Endoscopic procedures are often used in treating early cancer of the oesophagus, (generally T1 cases), and also in palliative care. One such procedure is Photo-dynamic Therapy (PDT) Laser treatment.
In PDT, photosensitive drugs are injected into the patient. These drugs are activated when subjected to a special light via an endoscopy, thus producing cancer-killing free radicals. It is a very simple and effective treatment. A further endoscopy is required to check results 2 days after the first treatment.
Standard white light emitting endoscopy allows detailed visualisation of the gastrointestinal tract by picking up the light reflected from mucosal surface tissue to create a colour picture of the subject. Biopsies are taken from areas of inflammation or suspicion in the oesophagus and stomach.

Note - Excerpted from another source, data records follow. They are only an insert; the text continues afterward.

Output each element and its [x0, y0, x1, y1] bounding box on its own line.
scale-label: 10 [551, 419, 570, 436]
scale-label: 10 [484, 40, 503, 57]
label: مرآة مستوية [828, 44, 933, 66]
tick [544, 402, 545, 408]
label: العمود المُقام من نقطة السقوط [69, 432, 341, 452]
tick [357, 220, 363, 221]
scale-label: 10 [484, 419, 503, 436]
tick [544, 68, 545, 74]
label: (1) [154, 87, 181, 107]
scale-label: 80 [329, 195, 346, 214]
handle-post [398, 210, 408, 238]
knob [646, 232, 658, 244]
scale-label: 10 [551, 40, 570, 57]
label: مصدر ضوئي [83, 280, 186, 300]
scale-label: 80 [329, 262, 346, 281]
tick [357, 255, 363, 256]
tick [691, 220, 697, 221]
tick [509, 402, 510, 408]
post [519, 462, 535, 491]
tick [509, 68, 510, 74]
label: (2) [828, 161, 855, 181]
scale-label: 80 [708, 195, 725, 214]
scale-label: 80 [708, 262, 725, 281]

It has long been noted by scientists that cells with malignant or pre-malignant changes taking place will fluoresce differently to healthy cells when visualised by green autofluorescence. Xillix has managed to harness aspects of this fluorescence technology to an extent that a product that is now being marketed to clinicians which claims to be able to detect premalignant changes more accurately than white light endoscopy. The company?s LIFE-GI System aims to highlight the premalignant changes preceding gastrointestinal cancers. Initial trials with the equipment appear to increase the detection of premalignant cells by 180%. Ochre has helped to purchase a LIFE-GI system that is now in use at Gartnavel Hospital in Glasgow.
Endoscopes are also used to administer laser treatment and for stenting.
Radiotherapy uses high energy rays to destroy cancer cells. Treatment can be given either from outside the body or from within by placing a radioactive material close to the tumour. Receiving radiotherapy does not usually involve a hospital stay, but a series of visits instead. The treatment is painless, but there can be side-effects. Some people feel tired and low, or get swellings, and many get a skin reaction similar to sunburn in the area being treated. Most side-effects should disappear soon after treatment has ended, but very rarely they can be severe and long-term.
Surgery is used where endoscopic treatment is not possible. In the case of oesophageal cancer it is generally a major operation, but it is one of the most effective ways to get positive results.
Surgical treatment aims to remove all or as much as possible of the cancer growth. You will probably want to discuss exactly what will happen with your doctor. Some hospitals have specialist nurses who can discuss the operations and their effects with you.
In most cases, pre-operative chemotherapy or chemoradiotherapy will be undertaken, and in many cases a course of chemotherapy and/or radiotherapy will be given after the surgery.